Redemption Period for a Domain

  • Filter
  • Time
  • Show
Clear All
new posts

    Originally posted by Paul_S View Post
    Thanks again for your help. I might be being a bit thick here but am I able to get the domain out of redemption if I am 'not the owner'. The domain is registered to someone who has left our club and not anyone on the Committee.
    If it was registered for your Club then perhaps you should have access to the domain account or the invoice that was sent for that domain. Once you pay for it and renew the domain you could later get the ownership changed.

    Sales: 0800 862 0380 || Skype: jenniferkent_uk


      Hello Paul,

      The best resolution for you is to contact the Current Registrar for your domain. Ask him the price for renewal of the domain. If the domain is still in the Redemption Period, they can definitely get the domain renewed for you.

      As your partner has left the company & the domain is not renewed, it proves that he is not interested in that domain, as the domain belongs to your CLUB. You can provide them the proof as you being the ClUB'S member and they will definitely renew the domain for you.

      You may check the WHOIS details for your domain at the below link :

      URL : Universal Whois Lookup

      Check for the Registrar and contact them. Also PM me the name of your Domain and I will try if I can help you to retain the domain.

      Good Luck ..!
      Best Regards,

      Bryan Oscar
      eUKhost - Web Hosting Solutions...!
      Email : bryan [@]
      MSN : bryan [@]
      Toll Free : || Sales : 0808 262 0255 || Support : 0808 262 0455 || International : +44-1916-454-EUK

      "All I know is that a customer I lose is a customer my competitors win ..!"

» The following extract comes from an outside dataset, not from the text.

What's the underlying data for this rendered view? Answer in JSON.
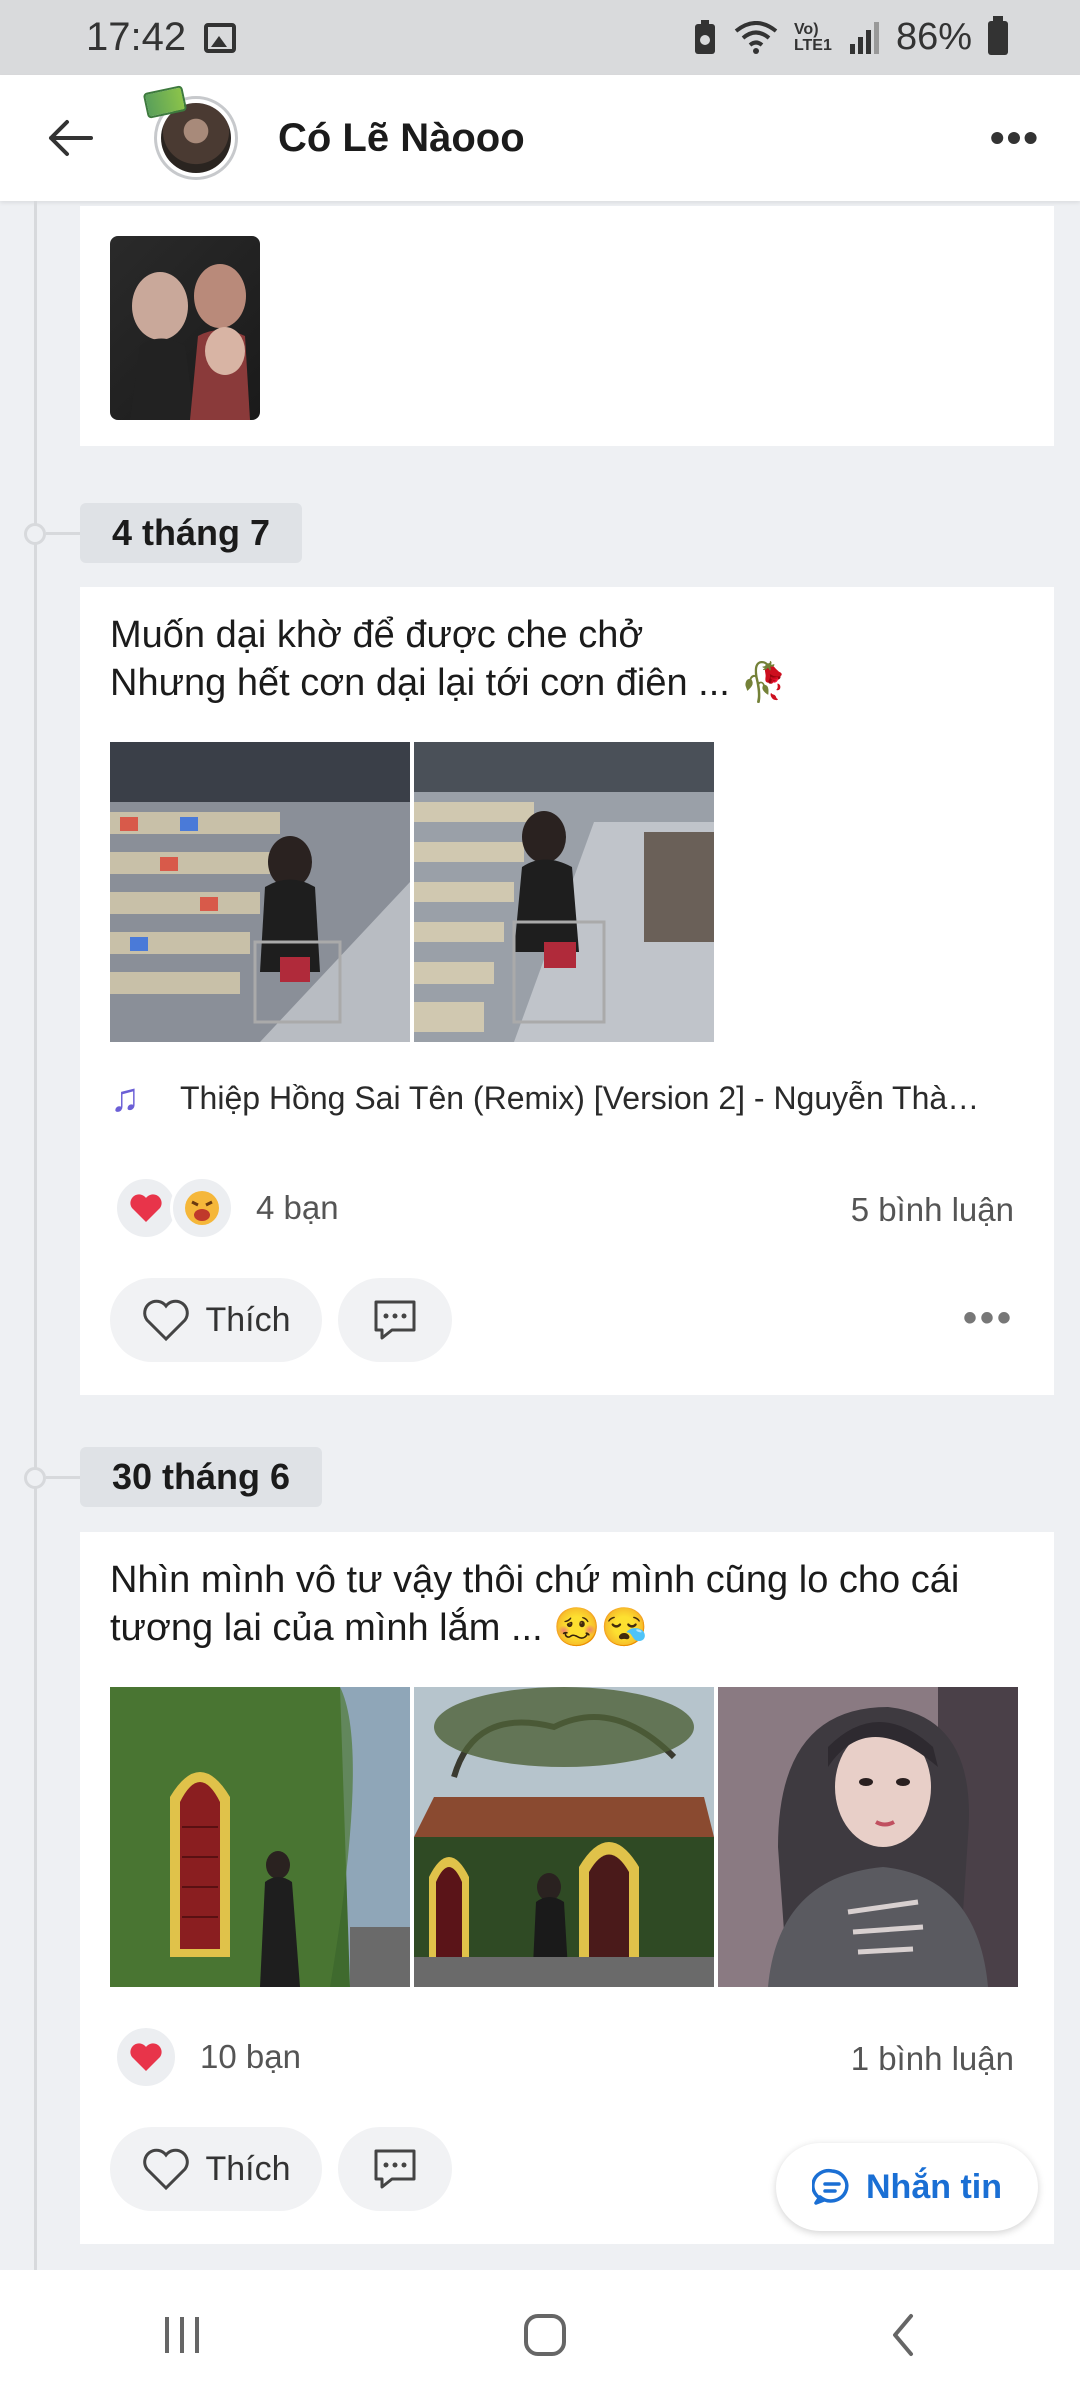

        This system makes me so angry.

        A disgruntled IT employee of ours changed the email addresses for our main domain before he left and cyber squatted it for two years. The URDP is very expensive and useless.

        When it finally dropped, like you we thought we'd just register it again. WRONG. All dropped domains, no matter how worthless or stupid are caught AUTOMATICALLY by speculators. You have absolutely no chance whatsoever of re-registering your domain once it drops.

        Ours was hoovered up by ENOM, and they sat on it for two years. As they only deal with resellers, there was no way to get it back. They finally let it drop (because there was no traffic to it), and it was again immediately hoovered up by another speculator. Luckily this time, they didn't sit on it waiting for thousands of dollars like ENOM did. They offered it for $1000, but I just kept saying no and got it down to $50. But we were just lucky that making a small profit and getting rid of the domains quickly was their main business plan.

        So don't let your domain drop under any circumstance, unless you have no interest in keeping it. As suggested, back order it. However, that is still little guarantee that you'll get it. So in the meantime still try to get your webhost/registrar to change the domains email entries, and then buy it out of redemption.

        The domain name system is super-capitalistic and disgustingly corrupt. Bush was supposed to hand the whole thing over to be managed internationally during his office, but kept refusing because they like having the power (they redirected Libya's tld for instance), and because the ransoming of domains nets the american department of commerce hundreds of millions of imported dollars per year. I'm looking forward to the day when the rest of the world starts their own, fairer dns system and gives USA the finger, leaving them with their own little 'intranet' to play with.


          i saw from moniker that this grace period is no longer in force? true?


            For what I gather, what seems to be happening recently is that the holding registrars are allowing back-ordering and auctioning of the domains during the redemption period. The domain still won't expire for thirty days, but the registrant has less time to reclaim it (Eg. 2 weeks).

            If the registrar then gets a good bid for the domain, they are under no obligation to let the registrant reclaim it. However, if they don't get a bidder, then they still have the option of charging the registrant the $200 reclaim fee. It gives them more choice and scope for profit.

            So I would suggest that the redemption period agreement is not being honoured as originally instigated by ICANN, yet ENOM, Moniker, GoDaddy, and the other big names are still accredited. This is nothing new. ICANN is just a powerless puppet set-up by the Bush administration, and serves these domain companies more than the registrants it is supposed to protect. As I said before, this whole thing stinks and is disgustingly deft of any morality. But that's what you get when you allow capitalism to spiral out of control; profit at any social cost.